Sanremo, un piacere irrinunciabile tra momenti sublimi e trash
Ancora due o tre cose sul Festival di Sanremo, a mente fredda. La vittoria di Mahmood ha messo in luce il divario fra i voti espressi dal pubblico a casa e quelli delle due giurie «di qualità», i giornalisti della sala stampa e la giuria d’onore, che hanno ribaltato i risultati.
Ne è nato un vasto e ridicolo scontro tra popolo ed élite, tra gentismo e competenza. Senza entrare nel merito della «qualità», non dimentichiamo che i voti da casa possono essere pilotati e che i regolamenti vanno rispettati. A proposito di élite, un dato rilevante è che molti brillanti giornalisti trenta-quarantenni hanno seguito con passione il Festival, ne hanno scritto (il Foglio sembrava aver trasferito la redazione in Riviera), hanno alimentato i social. Persino seriose riviste accademiche hanno dato spazio a Sanremo.
Ma non era un vecchio carrozzone, la forza tranquilla della rassegnazione (la rassegnazione permette a certe forze di accrescersi indefinitamente), un trashissimo tranquillante sociale?
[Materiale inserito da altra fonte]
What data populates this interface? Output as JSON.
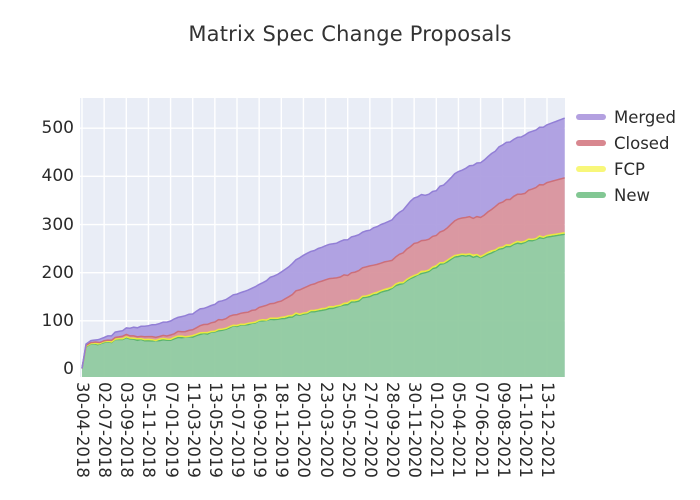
{
  "title": "Matrix Spec Change Proposals",
  "chart_data": {
    "type": "area",
    "stacked": true,
    "title": "Matrix Spec Change Proposals",
    "xlabel": "",
    "ylabel": "",
    "ylim": [
      0,
      560
    ],
    "grid": true,
    "plot_bg": "#e9edf6",
    "grid_color": "#ffffff",
    "legend_position": "right-outside",
    "y_ticks": [
      0,
      100,
      200,
      300,
      400,
      500
    ],
    "x_tick_labels": [
      "30-04-2018",
      "02-07-2018",
      "03-09-2018",
      "05-11-2018",
      "07-01-2019",
      "11-03-2019",
      "13-05-2019",
      "15-07-2019",
      "16-09-2019",
      "18-11-2019",
      "20-01-2020",
      "23-03-2020",
      "25-05-2020",
      "27-07-2020",
      "28-09-2020",
      "30-11-2020",
      "01-02-2021",
      "05-04-2021",
      "07-06-2021",
      "09-08-2021",
      "11-10-2021",
      "13-12-2021"
    ],
    "x": [
      0,
      0.18,
      0.4,
      1,
      2,
      3,
      4,
      5,
      6,
      7,
      8,
      9,
      10,
      11,
      12,
      13,
      14,
      15,
      16,
      17,
      18,
      19,
      20,
      21,
      21.8
    ],
    "series": [
      {
        "name": "New",
        "line_color": "#5bb56d",
        "fill_color": "#8dc99d",
        "values": [
          1,
          46,
          52,
          53,
          64,
          58,
          62,
          68,
          76,
          90,
          98,
          105,
          115,
          124,
          135,
          152,
          167,
          190,
          212,
          235,
          233,
          250,
          264,
          274,
          280
        ]
      },
      {
        "name": "FCP",
        "line_color": "#e9e93f",
        "fill_color": "#f6f47b",
        "values": [
          0,
          1,
          1,
          1,
          2,
          2,
          2,
          2,
          2,
          2,
          2,
          3,
          3,
          3,
          3,
          3,
          3,
          3,
          3,
          3,
          3,
          3,
          3,
          3,
          3
        ]
      },
      {
        "name": "Closed",
        "line_color": "#cc6f7a",
        "fill_color": "#d8909a",
        "values": [
          0,
          2,
          2,
          3,
          4,
          6,
          8,
          12,
          20,
          21,
          27,
          34,
          52,
          59,
          58,
          60,
          56,
          66,
          63,
          74,
          80,
          94,
          100,
          110,
          114
        ]
      },
      {
        "name": "Merged",
        "line_color": "#927fd6",
        "fill_color": "#aa9be0",
        "values": [
          0,
          3,
          4,
          7,
          14,
          24,
          29,
          34,
          36,
          43,
          48,
          60,
          68,
          71,
          74,
          75,
          84,
          95,
          93,
          98,
          114,
          118,
          120,
          120,
          124
        ]
      }
    ],
    "legend": [
      {
        "label": "Merged",
        "color": "#b3a0e0"
      },
      {
        "label": "Closed",
        "color": "#d8878f"
      },
      {
        "label": "FCP",
        "color": "#f8f77a"
      },
      {
        "label": "New",
        "color": "#82c793"
      }
    ]
  }
}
Certo, è un piacere irrinunciabile commentare canzoni, outfit, gaffe, battute, scopiazzature, momenti sublimi e smottamenti nel trash via Twitter, ma la novità è che il Festival è ridiventato materia di sottili analisi, di metafore sociali, di riti liberatori. Insomma, Sanremo è ancora molto pop (passioni, pagelle, televoto, l’insanabile spaccatura tra i gusti musicali della Isoardi e quelli di Salvini…) ma anche molto chic, con un’attenzione particolare alla grammatica vestimentaria. Sanremo sceglie, indifferentemente, chi lo irride come chi lo venera.
Il primo Sanremo gialloverde, quello del cambiamento, è «musica» per le casse del servizio pubblico: 31 milioni dagli spot! Diminuirà il prelievo forzoso del canone o i volumi d’affari fanno gola a tutti? Il programma che Freccero non farà mai: su Rai1 il Festival, su Rai2 il reality della Sala Stampa, con televoto.